Fonds Victor Hugo. II -- ŒUVRES. Le Rhin. Manuscrit autographe
Il voit dans le réveil des nations la promesse d’une unification européenne. Malheureusement, le « Printemps des peuples » est réprimé partout par les forces contre-révolutionnaires. C’est après ces événements que Victor Hugo décide de changer de camp. Il rompt avec la droite monarchiste, se rallie à la République et s’affirme comme homme de gauche. Il a déjà « à son actif » plusieurs discours politiques remarquables : le
discours à l’Assemblée nationale contre la peine de mort du 15 septembre 1848 ou le
discours contre la misère du 9 juillet 1849.
Le contenu du discours d’ouverture du Congrès de la Paix de 1849
L’idée-force est que l’organisation politique de l’Europe engendrera inévitablement la paix.
Il fait le parallèle avec la situation des anciennes provinces françaises, en conflit permanent, il y a quatre siècles. Ces guerres ont pris fin, grâce aux élections, les intérêts des anciennes provinces françaises étant désormais défendus par leurs représentants élus au sein d’un parlement national. De même, …
Un jour viendra où […] vous toutes, nations du continent, sans perdre vos qualités distinctes et votre glorieuse individualité, vous vous fondrez étroitement dans une unité supérieure, et vous constituerez la fraternité européenne […].
- Un jour viendra où les boulets et les bombes seront remplacés par les votes, par le suffrage universel des peuples, par le vénérable arbitrage d’un grand sénat souverain […].
- Un jour viendra où l’on verra ces deux groupes immenses, les Etats-Unis d’Amérique, les Etats-Unis d’Europe, placés en face l’un de l’autre, se tendant la main par-dessus les mers, échangeant leurs produits, leur commerce, leur industrie, leurs arts, leurs génies […] !
Les armées nationales n’ayant plus lieu d’être entretenues dans un contexte de paix pérenne, Victor Hugo met en avant, par ailleurs, que la fin des dépenses d’entretien de ces armées permettra la mise en œuvre de grands travaux qui concourront à éteindre la misère.
Hugo évalue à quatre milliards ce que les nations européennes dépensent chaque année, au total, pour l’entretien de leurs armées. Si cette somme avait été mieux mise à profit, « La face du monde serait changée », selon Hugo qui imagine toute une série de grands travaux concourant à l’extinction de la misère : l’extension du chemin de fer, le creusement de fleuves, de ports, la construction de villes… Les révolutions n’auraient plus lieu d’être, l’Europe pourrait œuvrer à la colonisation (nous sommes en 1849 !).
Il conclut en reconnaissant un rôle moteur joué par l’Angleterre et la France :
Dans notre vieille Europe, l’Angleterre a fait le premier pas, et par son exemple séculaire elle a dit aux peuples : Vous êtes libres.
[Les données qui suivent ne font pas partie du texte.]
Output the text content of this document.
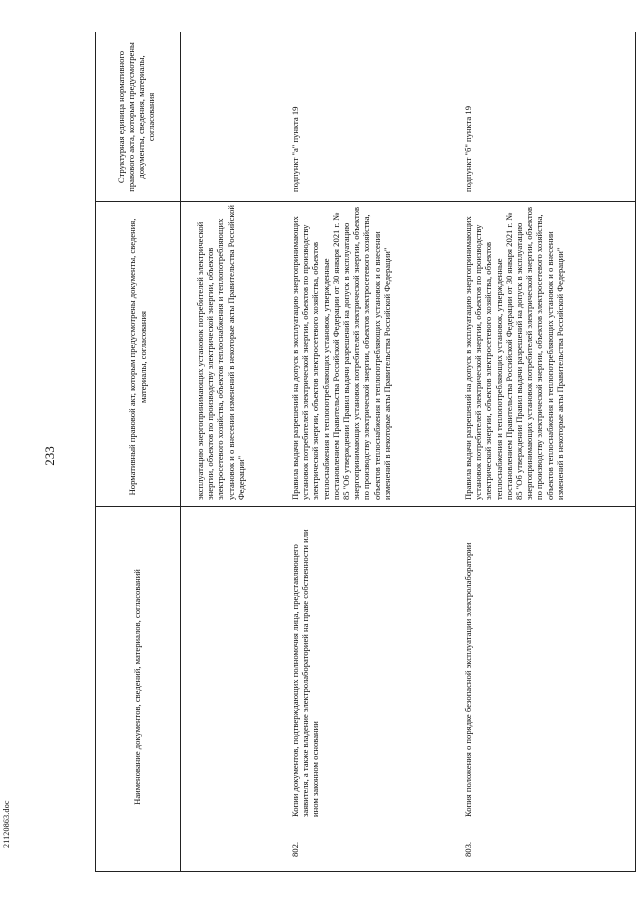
233
21120863.doc
Наименование документов, сведений, материалов, согласований
Нормативный правовой акт, которым предусмотрены документы, сведения, материалы, согласования
Структурная единица нормативного правового акта, которым предусмотрены документы, сведения, материалы, согласования
эксплуатацию энергопринимающих установок потребителей электрической энергии, объектов по производству электрической энергии, объектов электросетевого хозяйства, объектов теплоснабжения и теплопотребляющих установок и о внесении изменений в некоторые акты Правительства Российской Федерации"
802.
Копии документов, подтверждающих полномочия лица, представляющего заявителя, а также владение электролабораторией на праве собственности или ином законном основании
Правила выдачи разрешений на допуск в эксплуатацию энергопринимающих установок потребителей электрической энергии, объектов по производству электрической энергии, объектов электросетевого хозяйства, объектов теплоснабжения и теплопотребляющих установок, утвержденные постановлением Правительства Российской Федерации от 30 января 2021 г. № 85 "Об утверждении Правил выдачи разрешений на допуск в эксплуатацию энергопринимающих установок потребителей электрической энергии, объектов по производству электрической энергии, объектов электросетевого хозяйства, объектов теплоснабжения и теплопотребляющих установок и о внесении изменений в некоторые акты Правительства Российской Федерации"
подпункт "а" пункта 19
803.
Копия положения о порядке безопасной эксплуатации электролаборатории
Правила выдачи разрешений на допуск в эксплуатацию энергопринимающих установок потребителей электрической энергии, объектов по производству электрической энергии, объектов электросетевого хозяйства, объектов теплоснабжения и теплопотребляющих установок, утвержденные постановлением Правительства Российской Федерации от 30 января 2021 г. № 85 "Об утверждении Правил выдачи разрешений на допуск в эксплуатацию энергопринимающих установок потребителей электрической энергии, объектов по производству электрической энергии, объектов электросетевого хозяйства, объектов теплоснабжения и теплопотребляющих установок и о внесении изменений в некоторые акты Правительства Российской Федерации"
подпункт "б" пункта 19
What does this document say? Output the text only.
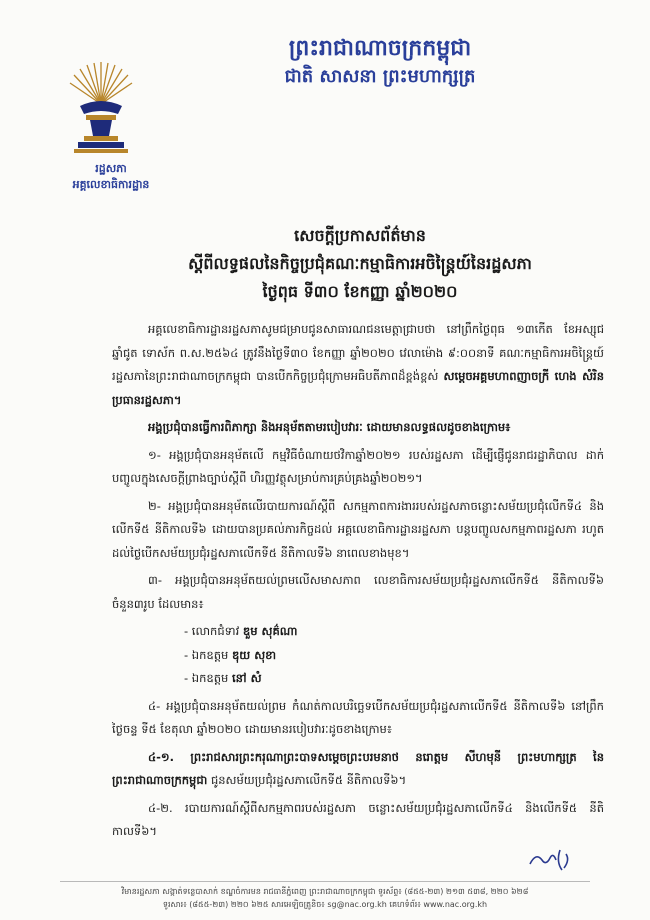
រដ្ឋសភា
អគ្គលេខាធិការដ្ឋាន
ព្រះរាជាណាចក្រកម្ពុជា
ជាតិ សាសនា ព្រះមហាក្សត្រ
សេចក្តីប្រកាសព័ត៌មាន
ស្តីពីលទ្ធផលនៃកិច្ចប្រជុំគណៈកម្មាធិការអចិន្ត្រៃយ៍នៃរដ្ឋសភា
ថ្ងៃពុធ ទី៣០ ខែកញ្ញា ឆ្នាំ២០២០

អគ្គលេខាធិការដ្ឋានរដ្ឋសភាសូមជម្រាបជូនសាធារណជនមេត្តាជ្រាបថា នៅព្រឹកថ្ងៃពុធ ១៣កើត ខែអស្សុជ ឆ្នាំជូត ទោស័ក ព.ស.២៥៦៤ ត្រូវនឹងថ្ងៃទី៣០ ខែកញ្ញា ឆ្នាំ២០២០ វេលាម៉ោង ៩:០០នាទី គណៈកម្មាធិការអចិន្ត្រៃយ៍រដ្ឋសភានៃព្រះរាជាណាចក្រកម្ពុជា បានបើកកិច្ចប្រជុំក្រោមអធិបតីភាពដ៏ខ្ពង់ខ្ពស់ សម្តេចអគ្គមហាពញាចក្រី ហេង សំរិន ប្រធានរដ្ឋសភា។

អង្គប្រជុំបានធ្វើការពិភាក្សា និងអនុម័តតាមរបៀបវារៈ ដោយមានលទ្ធផលដូចខាងក្រោម៖

១- អង្គប្រជុំបានអនុម័តលើ កម្មវិធីចំណាយថវិកាឆ្នាំ២០២១ របស់រដ្ឋសភា ដើម្បីផ្ញើជូនរាជរដ្ឋាភិបាល ដាក់បញ្ចូលក្នុងសេចក្តីព្រាងច្បាប់ស្តីពី ហិរញ្ញវត្ថុសម្រាប់ការគ្រប់គ្រងឆ្នាំ២០២១។

២- អង្គប្រជុំបានអនុម័តលើរបាយការណ៍ស្តីពី សកម្មភាពការងាររបស់រដ្ឋសភាចន្លោះសម័យប្រជុំលើកទី៤ និងលើកទី៥ នីតិកាលទី៦ ដោយបានប្រគល់ភារកិច្ចដល់ អគ្គលេខាធិការដ្ឋានរដ្ឋសភា បន្តបញ្ចូលសកម្មភាពរដ្ឋសភា រហូតដល់ថ្ងៃបើកសម័យប្រជុំរដ្ឋសភាលើកទី៥ នីតិកាលទី៦ នាពេលខាងមុខ។

៣- អង្គប្រជុំបានអនុម័តយល់ព្រមលើសមាសភាព លេខាធិការសម័យប្រជុំរដ្ឋសភាលើកទី៥ នីតិកាលទី៦ ចំនួន៣រូប ដែលមាន៖

- លោកជំទាវ ឌួម សុគ៌ណា
- ឯកឧត្តម ឌុយ សុខា
- ឯកឧត្តម នៅ សំ

៤- អង្គប្រជុំបានអនុម័តយល់ព្រម កំណត់កាលបរិច្ឆេទបើកសម័យប្រជុំរដ្ឋសភាលើកទី៥ នីតិកាលទី៦ នៅព្រឹកថ្ងៃចន្ទ ទី៥ ខែតុលា ឆ្នាំ២០២០ ដោយមានរបៀបវារៈដូចខាងក្រោម៖

៤-១. ព្រះរាជសារព្រះករុណាព្រះបាទសម្តេចព្រះបរមនាថ នរោត្តម សីហមុនី ព្រះមហាក្សត្រ នៃព្រះរាជាណាចក្រកម្ពុជា ជូនសម័យប្រជុំរដ្ឋសភាលើកទី៥ នីតិកាលទី៦។

៤-២. របាយការណ៍ស្តីពីសកម្មភាពរបស់រដ្ឋសភា ចន្លោះសម័យប្រជុំរដ្ឋសភាលើកទី៤ និងលើកទី៥ នីតិកាលទី៦។

វិមានរដ្ឋសភា សង្កាត់ទន្លេបាសាក់ ខណ្ឌចំការមន រាជធានីភ្នំពេញ ព្រះរាជាណាចក្រកម្ពុជា ទូរស័ព្ទ៖ (៨៥៥-២៣) ២១៣ ៥៣៨, ២២០ ៦២៨
ទូរសារ៖ (៨៥៥-២៣) ២២០ ៦២៥ សារអេឡិចត្រូនិច៖ sg@nac.org.kh គេហទំព័រ៖ www.nac.org.kh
La France a fait le second pas, et elle a dit aux peuples : Vous êtes souverains. Maintenant faisons le troisième pas, et tous ensemble, (…) disons aux peuples : Vous êtes frères !
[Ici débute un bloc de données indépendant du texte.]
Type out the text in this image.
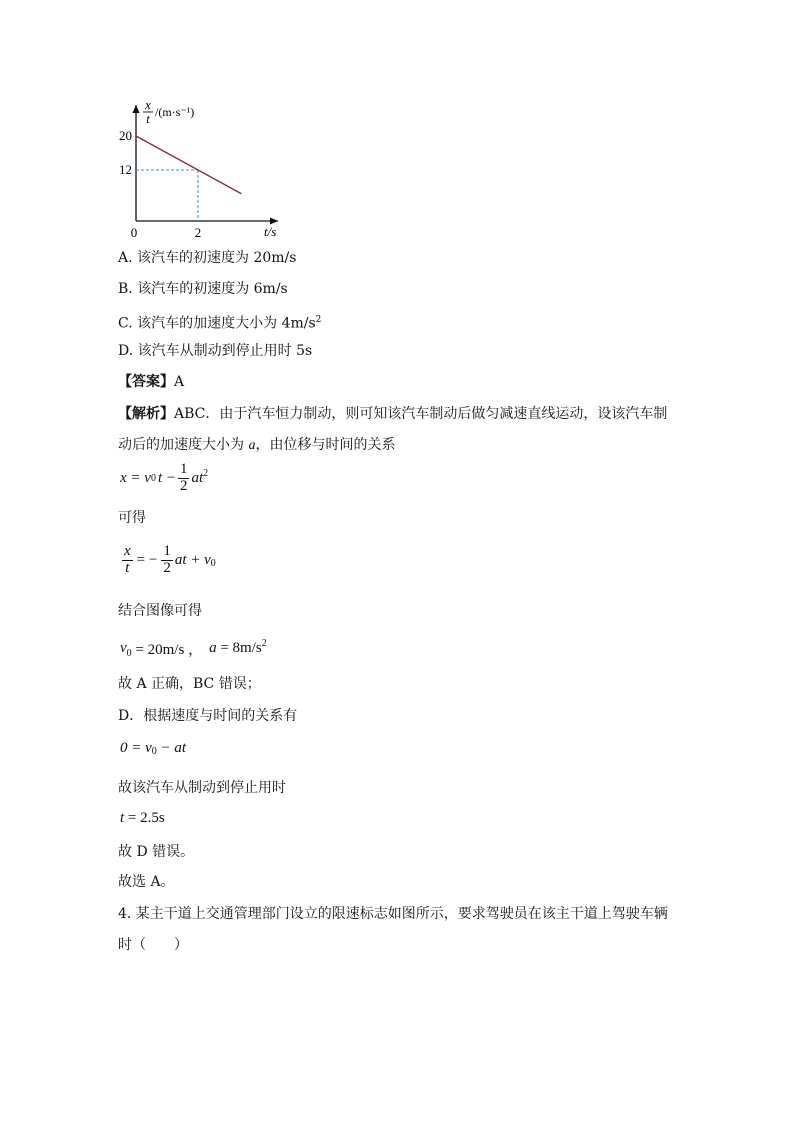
20
12
2
x
t /(m·s⁻¹)
t/s
0
A. 该汽车的初速度为 20m/s
B. 该汽车的初速度为 6m/s
C. 该汽车的加速度大小为 $4m/s^2$
D. 该汽车从制动到停止用时 5s
【答案】A
【解析】ABC．由于汽车恒力制动，则可知该汽车制动后做匀减速直线运动，设该汽车制
动后的加速度大小为 a，由位移与时间的关系
x = v 0 $t - \frac{1}{2} at^2$
可得
$\frac{x}{t}$ = − $\frac{1}{2}$ at + v 0
结合图像可得
$v_0 = 20m/s$ ， $a = 8m/s^2$
故 A 正确，BC 错误；
D．根据速度与时间的关系有
$0 = v_0$ − at
故该汽车从制动到停止用时
t = 2.5s
故 D 错误。
故选 A。
4. 某主干道上交通管理部门设立的限速标志如图所示，要求驾驶员在该主干道上驾驶车辆
时（　　）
La mise en place d’un parlement européen, la réalisation de grands travaux, le rôle moteur reconnu à l’Angleterre et à la France… Le projet européen d’Hugo est proche de celui défini par Claude Henri de Rouvroy, comte de Saint-Simon (1760-1825), dans son ouvrage
De la réorganisation de la société européenne (1814).
Deux documents exceptionnels conservés par la BnF
La BnF conserve, depuis qu’elle les a achetées début 2017, les épreuves corrigées de la main de Victor Hugo du discours d’ouverture du congrès. Ce document provient de la bibliothèque de l’homme d’affaires et mécène Pierre Bergé.
Le département des manuscrits de la BnF détient, en outre, dans le « Fonds Victor Hugo », le manuscrit autographe de ce discours.
Les manuscrits des discours au congrès de la paix de 1849
Victor Hugo, un président du congrès de la paix confiant en l’avenir de l’Europe
Trois jours après le discours d’ouverture, le 24 août 1849, Victor Hugo prononce le
discours de clôture du congrès. Il rappelle que le 24 août est un funeste anniversaire : celui de la Saint-Barthélémy, en 1572, mais il mesure le progrès parcouru et se réjouit de la pacification des relations entre catholiques et protestants. Il souhaite que ce jour marque la fin des massacres et des guerres et « inaugure le commencement de la concorde et de la paix du monde ».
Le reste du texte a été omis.